Mercer Wealth, which globally has $160 billion in AUM, plans to boost its AUM in the region to $2-$3bn in the next 2-3 years from the present $1bn, said Yasir AbuShaban, a Dubai-based principal with Mercer Wealth.

Within the next two to three years, we are looking at reaching $2 to $3 billion as a conservative estimate and we do see an opportunity to do so,” said Mr AbuShaban.

Mercer does not directly make investments, but allocates clients’ money they have discretion to, to professional asset managers. They also provide advice to clients.

“We have buying power. We can negotiate on their (client’s) behalf with asset managers to provide them lower fees than they otherwise would have to get on their own,” he added.

Mercer Wealth’s clients include sovereign wealth funds, family offices, and insurance companies among others.

From its office in Dubai, Mercer also looks after Africa, India and Turkey, where they also see opportunity for growth.

Wealth creation in Middle East and Africa (MEA) grew 8.5 per cent to $8.1 trillion last year from $7.5tn in 2015, higher than last year’s global average of 6 per cent and the second-highest growth in a region after Asia-Pacific which grew 9.9 per cent, according to consultancy Boston Consulting Group (BCG). In the region, where wealth grew just 1.9 per cent in 2015 compared with 2014, a pickup in oil prices has helped in wealth generation.

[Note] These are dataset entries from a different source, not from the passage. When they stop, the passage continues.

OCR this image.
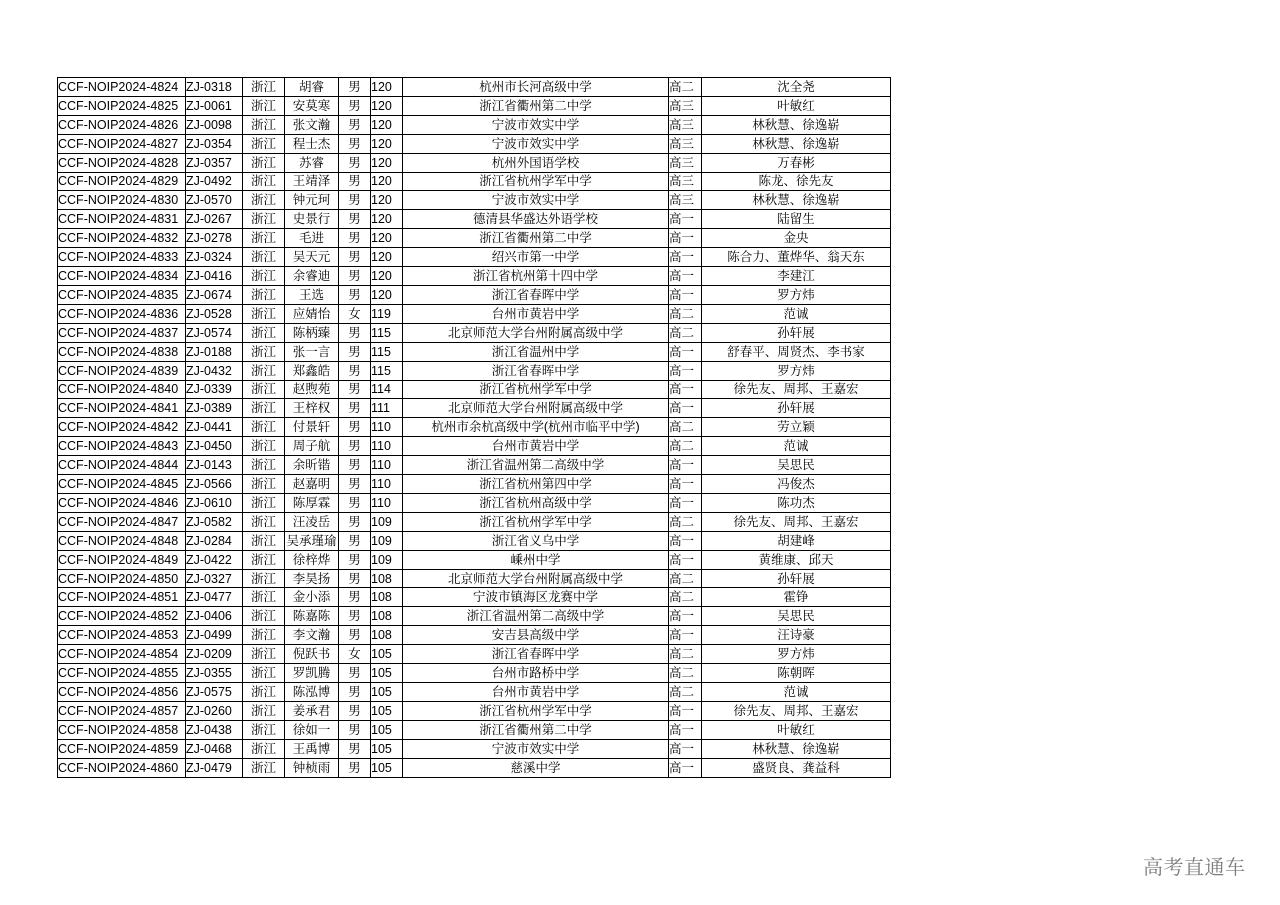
CCF-NOIP2024-4824	ZJ-0318	浙江	胡睿	男	120	杭州市长河高级中学	高二	沈全尧
CCF-NOIP2024-4825	ZJ-0061	浙江	安莫寒	男	120	浙江省衢州第二中学	高三	叶敏红
CCF-NOIP2024-4826	ZJ-0098	浙江	张文瀚	男	120	宁波市效实中学	高三	林秋慧、徐逸崭
CCF-NOIP2024-4827	ZJ-0354	浙江	程士杰	男	120	宁波市效实中学	高三	林秋慧、徐逸崭
CCF-NOIP2024-4828	ZJ-0357	浙江	苏睿	男	120	杭州外国语学校	高三	万春彬
CCF-NOIP2024-4829	ZJ-0492	浙江	王靖泽	男	120	浙江省杭州学军中学	高三	陈龙、徐先友
CCF-NOIP2024-4830	ZJ-0570	浙江	钟元珂	男	120	宁波市效实中学	高三	林秋慧、徐逸崭
CCF-NOIP2024-4831	ZJ-0267	浙江	史景行	男	120	德清县华盛达外语学校	高一	陆留生
CCF-NOIP2024-4832	ZJ-0278	浙江	毛进	男	120	浙江省衢州第二中学	高一	金央
CCF-NOIP2024-4833	ZJ-0324	浙江	吴天元	男	120	绍兴市第一中学	高一	陈合力、董烨华、翁天东
CCF-NOIP2024-4834	ZJ-0416	浙江	余睿迪	男	120	浙江省杭州第十四中学	高一	李建江
CCF-NOIP2024-4835	ZJ-0674	浙江	王选	男	120	浙江省春晖中学	高一	罗方炜
CCF-NOIP2024-4836	ZJ-0528	浙江	应婧怡	女	119	台州市黄岩中学	高二	范诚
CCF-NOIP2024-4837	ZJ-0574	浙江	陈柄臻	男	115	北京师范大学台州附属高级中学	高二	孙轩展
CCF-NOIP2024-4838	ZJ-0188	浙江	张一言	男	115	浙江省温州中学	高一	舒春平、周贤杰、李书家
CCF-NOIP2024-4839	ZJ-0432	浙江	郑鑫皓	男	115	浙江省春晖中学	高一	罗方炜
CCF-NOIP2024-4840	ZJ-0339	浙江	赵煦苑	男	114	浙江省杭州学军中学	高一	徐先友、周邦、王嘉宏
CCF-NOIP2024-4841	ZJ-0389	浙江	王梓权	男	111	北京师范大学台州附属高级中学	高一	孙轩展
CCF-NOIP2024-4842	ZJ-0441	浙江	付景轩	男	110	杭州市余杭高级中学(杭州市临平中学)	高二	劳立颖
CCF-NOIP2024-4843	ZJ-0450	浙江	周子航	男	110	台州市黄岩中学	高二	范诚
CCF-NOIP2024-4844	ZJ-0143	浙江	余昕锴	男	110	浙江省温州第二高级中学	高一	吴思民
CCF-NOIP2024-4845	ZJ-0566	浙江	赵嘉明	男	110	浙江省杭州第四中学	高一	冯俊杰
CCF-NOIP2024-4846	ZJ-0610	浙江	陈厚霖	男	110	浙江省杭州高级中学	高一	陈功杰
CCF-NOIP2024-4847	ZJ-0582	浙江	汪凌岳	男	109	浙江省杭州学军中学	高二	徐先友、周邦、王嘉宏
CCF-NOIP2024-4848	ZJ-0284	浙江	吴承瑾瑜	男	109	浙江省义乌中学	高一	胡建峰
CCF-NOIP2024-4849	ZJ-0422	浙江	徐梓烨	男	109	嵊州中学	高一	黄维康、邱天
CCF-NOIP2024-4850	ZJ-0327	浙江	李昊扬	男	108	北京师范大学台州附属高级中学	高二	孙轩展
CCF-NOIP2024-4851	ZJ-0477	浙江	金小添	男	108	宁波市镇海区龙赛中学	高二	霍铮
CCF-NOIP2024-4852	ZJ-0406	浙江	陈嘉陈	男	108	浙江省温州第二高级中学	高一	吴思民
CCF-NOIP2024-4853	ZJ-0499	浙江	李文瀚	男	108	安吉县高级中学	高一	汪诗豪
CCF-NOIP2024-4854	ZJ-0209	浙江	倪跃书	女	105	浙江省春晖中学	高二	罗方炜
CCF-NOIP2024-4855	ZJ-0355	浙江	罗凯腾	男	105	台州市路桥中学	高二	陈朝晖
CCF-NOIP2024-4856	ZJ-0575	浙江	陈泓博	男	105	台州市黄岩中学	高二	范诚
CCF-NOIP2024-4857	ZJ-0260	浙江	姜承君	男	105	浙江省杭州学军中学	高一	徐先友、周邦、王嘉宏
CCF-NOIP2024-4858	ZJ-0438	浙江	徐如一	男	105	浙江省衢州第二中学	高一	叶敏红
CCF-NOIP2024-4859	ZJ-0468	浙江	王禹博	男	105	宁波市效实中学	高一	林秋慧、徐逸崭
CCF-NOIP2024-4860	ZJ-0479	浙江	钟桢雨	男	105	慈溪中学	高一	盛贤良、龚益科
高考直通车
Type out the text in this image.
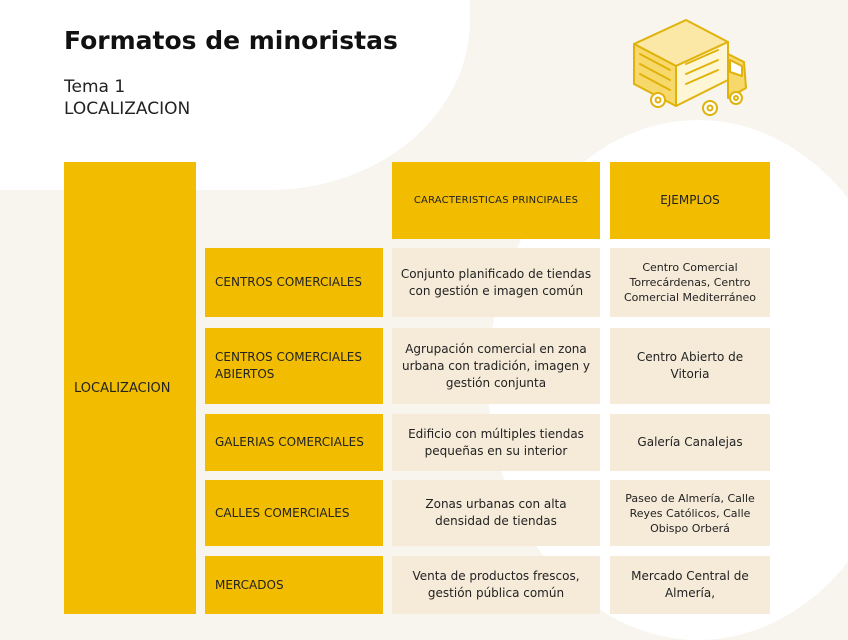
Formatos de minoristas
Tema 1
LOCALIZACION
LOCALIZACION
CARACTERISTICAS PRINCIPALES	EJEMPLOS
CENTROS COMERCIALES
Conjunto planificado de tiendas con gestión e imagen común
Centro Comercial Torrecárdenas, Centro Comercial Mediterráneo
CENTROS COMERCIALES ABIERTOS
Agrupación comercial en zona urbana con tradición, imagen y gestión conjunta
Centro Abierto de Vitoria
GALERIAS COMERCIALES
Edificio con múltiples tiendas pequeñas en su interior
Galería Canalejas
CALLES COMERCIALES
Zonas urbanas con alta densidad de tiendas
Paseo de Almería, Calle Reyes Católicos, Calle Obispo Orberá
MERCADOS
Venta de productos frescos, gestión pública común
Mercado Central de Almería,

BCG is forecasting MEA wealth will rise to $12tn by 2021, growing at an annual average of 8 per cent.

Drivers of wealth generation in the region will be split evenly between new wealth creation and growth of performance of existing assets, according to BCG.

Another general trend in the region is clients’ looking for a comprehensive approach to investing, according to Mr AbuShaban.

“Institutional investors or some of the families are seeing a slowdown in the available capital they have to invest and in that sense they are looking at optimizing the way they manage their portfolios and making sure they are not investing haphazardly and different parts of their investment are working together,” said Mr AbuShaban.

Some clients also have a higher appetite for risk, given the low interest-rate environment that does not provide enough yield for some institutional investors. These clients are keen to invest in illiquid assets, such as private equity and infrastructure.

“What we have seen is a desire for higher returns in what has been a low-return environment specifically in various fixed income or bonds,” he said.

“In this environment, we have seen a de facto increase in the risk that clients are taking in things like illiquid investments, private equity investments, infrastructure and private debt, those kind of investments were higher illiquidity results in incrementally higher returns.”

The Abu Dhabi Investment Authority, one of the largest sovereign wealth funds, said in its 2016 report that has gradually increased its exposure in direct private equity and private credit transactions, mainly in Asian markets and especially in China and India. The authority’s private equity department focused on structured equities owing to “their defensive characteristics.”